Mark

4.7K 682 67
                                    

Seoul 2011, musim panas.

"Arghhh!"

Kedua mata Seokjin sontak terbuka mendengar suara erangan yang membangunkannya secara tiba-tiba, lalu tak lama berselang, sebuah suara berdebum terdengar jelas di rungunya, membuat ia bergegas turun dari ranjang eboni-nya.

"Namjoon..." Seokjin membelalak begitu sadar bahwa kekasihnya tak lagi di ranjang kala hendak mengecek sosok yang biasanya bangun lebih lambat darinya itu, dan menduga bahwa erangan serta suara yang barusan terdengar mungkin saja berasal dari pria itu.

Sadar bahwa dirinya masih tak berbusana, Seokjin kemudian buru-buru meraih pakaiannya yang tergeletak mengenaskan di bawah ranjang, lalu mulai berjalan ke arah kamar mandi dimana suara bising itu sepertinya berasal, dan mengetuk pintu beberapa kali untuk memastikan bahwa Namjoon benar di dalam sana.

"Namjoon, kau di dalam?"

Suara erangan kembali terdengar, dan itu sukses membuat Seokjin panik lantaran takut hal buruk tengah terjadi pada kekasihnya.

Seokjin tidak lagi mengetuk.
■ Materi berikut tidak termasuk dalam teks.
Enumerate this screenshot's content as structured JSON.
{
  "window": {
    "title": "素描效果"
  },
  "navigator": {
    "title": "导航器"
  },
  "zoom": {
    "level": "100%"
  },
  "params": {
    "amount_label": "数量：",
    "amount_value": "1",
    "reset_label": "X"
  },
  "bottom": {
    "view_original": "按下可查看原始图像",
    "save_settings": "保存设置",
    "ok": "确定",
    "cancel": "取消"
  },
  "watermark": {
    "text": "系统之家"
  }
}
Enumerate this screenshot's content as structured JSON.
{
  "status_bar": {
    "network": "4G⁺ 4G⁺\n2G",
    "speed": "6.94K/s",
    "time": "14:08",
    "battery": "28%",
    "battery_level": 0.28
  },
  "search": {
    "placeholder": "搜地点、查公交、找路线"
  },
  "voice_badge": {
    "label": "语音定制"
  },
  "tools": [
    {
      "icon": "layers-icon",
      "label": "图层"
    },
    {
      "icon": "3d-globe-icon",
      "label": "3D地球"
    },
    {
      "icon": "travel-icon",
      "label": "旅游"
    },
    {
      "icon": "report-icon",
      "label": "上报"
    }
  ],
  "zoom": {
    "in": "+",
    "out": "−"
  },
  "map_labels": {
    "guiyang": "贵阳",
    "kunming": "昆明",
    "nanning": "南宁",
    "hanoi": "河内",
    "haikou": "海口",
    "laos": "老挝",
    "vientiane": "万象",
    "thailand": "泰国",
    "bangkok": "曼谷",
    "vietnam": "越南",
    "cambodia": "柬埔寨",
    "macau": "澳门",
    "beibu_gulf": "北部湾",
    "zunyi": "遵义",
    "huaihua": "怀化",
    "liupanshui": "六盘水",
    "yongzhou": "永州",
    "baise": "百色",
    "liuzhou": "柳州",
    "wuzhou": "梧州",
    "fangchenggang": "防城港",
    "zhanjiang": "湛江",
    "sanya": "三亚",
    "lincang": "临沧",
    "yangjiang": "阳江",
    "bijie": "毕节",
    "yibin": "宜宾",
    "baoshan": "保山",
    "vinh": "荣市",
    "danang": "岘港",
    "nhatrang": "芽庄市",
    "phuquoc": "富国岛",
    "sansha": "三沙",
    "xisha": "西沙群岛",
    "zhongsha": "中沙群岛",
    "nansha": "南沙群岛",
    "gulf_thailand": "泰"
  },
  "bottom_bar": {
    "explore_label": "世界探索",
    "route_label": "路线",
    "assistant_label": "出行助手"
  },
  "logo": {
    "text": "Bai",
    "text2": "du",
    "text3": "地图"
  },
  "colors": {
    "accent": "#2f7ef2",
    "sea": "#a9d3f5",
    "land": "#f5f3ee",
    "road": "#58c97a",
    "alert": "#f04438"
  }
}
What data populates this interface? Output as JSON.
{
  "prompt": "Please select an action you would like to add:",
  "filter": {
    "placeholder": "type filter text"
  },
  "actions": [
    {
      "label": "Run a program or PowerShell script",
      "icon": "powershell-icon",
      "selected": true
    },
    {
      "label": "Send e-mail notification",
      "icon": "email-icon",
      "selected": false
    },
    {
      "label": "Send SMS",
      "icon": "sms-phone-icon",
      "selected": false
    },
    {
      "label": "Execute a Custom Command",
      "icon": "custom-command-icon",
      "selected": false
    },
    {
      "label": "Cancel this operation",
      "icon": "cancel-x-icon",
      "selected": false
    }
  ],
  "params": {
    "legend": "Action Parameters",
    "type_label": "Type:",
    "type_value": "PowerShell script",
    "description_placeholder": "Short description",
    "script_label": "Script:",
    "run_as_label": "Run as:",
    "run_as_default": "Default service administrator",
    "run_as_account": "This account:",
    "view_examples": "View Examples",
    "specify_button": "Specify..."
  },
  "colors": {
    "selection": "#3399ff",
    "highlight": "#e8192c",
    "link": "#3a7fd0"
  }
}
Pintu itu ia gedor kini sembari memanggil-manggil Namjoon yang sialnya justru mengunci pintu tersebut dari dalam hingga ia tak dapat masuk untuk melihat keadaan pria itu.
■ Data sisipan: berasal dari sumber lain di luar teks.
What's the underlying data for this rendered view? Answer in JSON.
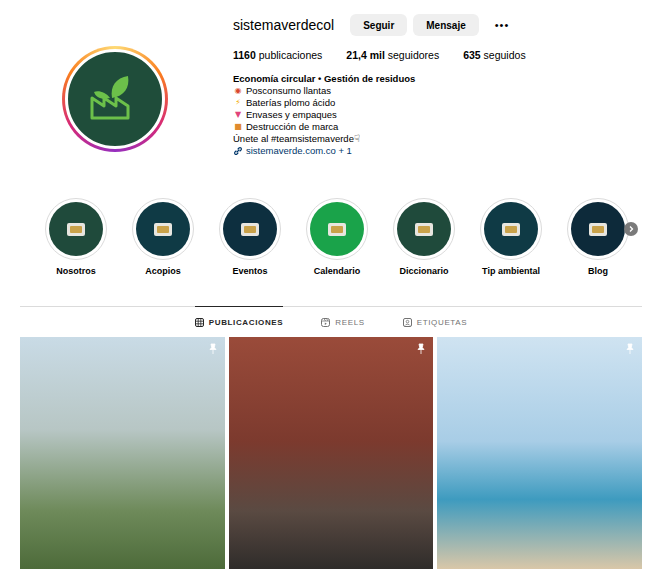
{
  "profile": {
    "username": "sistemaverdecol",
    "buttons": [
      {
        "label": "Seguir"
      },
      {
        "label": "Mensaje"
      }
    ],
    "more": "•••",
    "stats": [
      {
        "value": "1160",
        "label": "publicaciones"
      },
      {
        "value": "21,4 mil",
        "label": "seguidores"
      },
      {
        "value": "635",
        "label": "seguidos"
      }
    ],
    "bio": {
      "category": "Economía circular • Gestión de residuos",
      "lines": [
        {
          "icon": "◉",
          "text": "Posconsumo llantas",
          "color": "#d9482b"
        },
        {
          "icon": "⚡",
          "text": "Baterías plomo ácido",
          "color": "#f2a900"
        },
        {
          "icon": "▼",
          "text": "Envases y empaques",
          "color": "#e0457b"
        },
        {
          "icon": "■",
          "text": "Destrucción de marca",
          "color": "#e08a2e"
        }
      ],
      "tagline": "Únete al #teamsistemaverde☟",
      "link": "sistemaverde.com.co + 1"
    }
  },
  "highlights": [
    {
      "label": "Nosotros",
      "color": "#1f4a3b"
    },
    {
      "label": "Acopios",
      "color": "#0f3a45"
    },
    {
      "label": "Eventos",
      "color": "#0d2f3f"
    },
    {
      "label": "Calendario",
      "color": "#1aa34a"
    },
    {
      "label": "Diccionario",
      "color": "#1f4a3b"
    },
    {
      "label": "Tip ambiental",
      "color": "#0f3a45"
    },
    {
      "label": "Blog",
      "color": "#0d2a3a"
    }
  ],
  "tabs": [
    {
      "label": "PUBLICACIONES",
      "selected": true
    },
    {
      "label": "REELS",
      "selected": false
    },
    {
      "label": "ETIQUETAS",
      "selected": false
    }
  ],
  "posts": [
    {
      "pinned": true
    },
    {
      "pinned": true
    },
    {
      "pinned": true
    }
  ]
}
"Namjoon, buka pintunya atau aku akan..."

Ceklek!

Pintu akhirnya terbuka, dan menampakkan sosok Namjoon dengan wajah pucat pasi dan telapak tangan terus memegangi dahi.

"Ya Tuhan Namjoon, apa yang terjadi padamu?!" Panik Seokjin lalu meraih bahu Namjoon yang hampir limbung dan membantu pria itu berjalan menuju ranjangnya.

.
.

Seokjin keluar dari kamarnya setelah membantu Namjoon duduk bersandar di headboard. Lalu tak lama berselang, pemuda itu kembali masuk dengan segelas teh hangat yang sudah dicampur dengan madu dan irisan lemon.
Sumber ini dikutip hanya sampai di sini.